Beginning sometime in that impossibly long-ago year of 1972, Popular Library published the first volume in its paperback
Frankenstein Horror Series, with the somewhat non-Frankensteinian title
The Curse of Quintana Roo. Eight more slim volumes followed, featuring more primary-color artwork and scenes of vintage comic-book horror than you can shake a pitchfork at. This series predates the
Dracula Horror Series, but where that series had one author -
Mr. Robert Lory - the Frankenstein series has multiple, mostly nobodies, except one large somebody, HPL's ol' buddy
Frank Belknap Long. All cover art is by comix artist
Gray Morrow, except for one by the esteemed
Jeffrey Catherine Jones - betcha can't guess which.
What's that late '80s Iggy song? "I ain't gonna be no
squarehead!" Uh, too late lady, sorry.
Look out Jackie O! Some things might be worse than Texas.
Dare we think this night belongs to the Hounds of Tindalos?
Zombie ladies in diaphanous gowns? More please.
Ha ha ha, I love how the late '60s spy couple has been added in as an afterthought.
Get away from her Marty Feldman!
Haunting horror imagery, just spectacular. No snark here!
Is he pulling her head off or putting it back on?
You can buy these paperbacks separately at
around $5 to $15 on eBay, Amazon, and everywhere in between. I haven't read the series actually, it's more of a
Groovy Age of Horror
kinda thing than what I'm personally into, but that's just, if this
blog is any indication, me.
4 comments:
I've only seen three of these beofre and I own the Belknap Long book though I've yet to read it.
Jeff Jones must be the artist for DRAGON'S TEETH. On most of Moore's you can see his signature.
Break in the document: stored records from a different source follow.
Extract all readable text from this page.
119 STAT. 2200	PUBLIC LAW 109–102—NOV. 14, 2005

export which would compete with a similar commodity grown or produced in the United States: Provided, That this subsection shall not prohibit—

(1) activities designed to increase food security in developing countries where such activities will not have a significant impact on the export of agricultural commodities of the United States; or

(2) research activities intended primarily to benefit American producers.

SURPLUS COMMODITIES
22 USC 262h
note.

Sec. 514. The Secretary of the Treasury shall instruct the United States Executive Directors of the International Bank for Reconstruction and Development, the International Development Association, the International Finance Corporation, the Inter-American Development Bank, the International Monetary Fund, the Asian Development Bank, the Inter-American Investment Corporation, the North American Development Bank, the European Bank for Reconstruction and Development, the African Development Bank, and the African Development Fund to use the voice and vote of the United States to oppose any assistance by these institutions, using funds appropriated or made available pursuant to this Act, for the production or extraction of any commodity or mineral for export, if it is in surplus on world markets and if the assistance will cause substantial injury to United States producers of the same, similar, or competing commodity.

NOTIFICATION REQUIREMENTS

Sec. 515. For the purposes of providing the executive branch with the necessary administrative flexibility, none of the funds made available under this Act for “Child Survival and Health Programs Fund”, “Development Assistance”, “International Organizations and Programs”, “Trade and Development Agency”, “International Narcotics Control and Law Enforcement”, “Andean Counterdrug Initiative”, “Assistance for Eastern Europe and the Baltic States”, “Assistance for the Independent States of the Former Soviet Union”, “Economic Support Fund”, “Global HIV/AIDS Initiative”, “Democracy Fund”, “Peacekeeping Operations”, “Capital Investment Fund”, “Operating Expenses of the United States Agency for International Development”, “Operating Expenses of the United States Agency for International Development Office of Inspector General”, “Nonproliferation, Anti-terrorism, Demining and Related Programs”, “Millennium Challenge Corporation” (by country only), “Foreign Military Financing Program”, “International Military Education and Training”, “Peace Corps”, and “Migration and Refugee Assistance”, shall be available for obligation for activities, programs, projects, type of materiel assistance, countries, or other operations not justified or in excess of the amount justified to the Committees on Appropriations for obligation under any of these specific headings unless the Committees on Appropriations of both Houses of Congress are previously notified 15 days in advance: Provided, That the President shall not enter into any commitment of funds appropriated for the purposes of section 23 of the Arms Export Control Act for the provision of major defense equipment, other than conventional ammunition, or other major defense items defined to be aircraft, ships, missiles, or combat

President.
Jones' has that distinctive box-like symbol.
BTW, Otto O. Binder should not be clumped with all those other "nobody" writers. He was quite a name in the pulp magazines of the 40s and 50s under his psedonym "Eando Binder". The E of that obviously phoney first name stands for Earl, his brother with whom he collborated. Binder also wrote many fo the scripts for the Captain Marvel comic books.
GHOUL LOVER is a pretty great, atmospheric novel. I read it a few years ago. Nothing mind-blowing but an excellent read if you crave stuff like '70s grindhouse and Euro horror films.
Paul Fairman has written quite a few novels. The Frankenstein Wheel is quite good, a period horror novel with the monster.
They've gone up in price since this was written.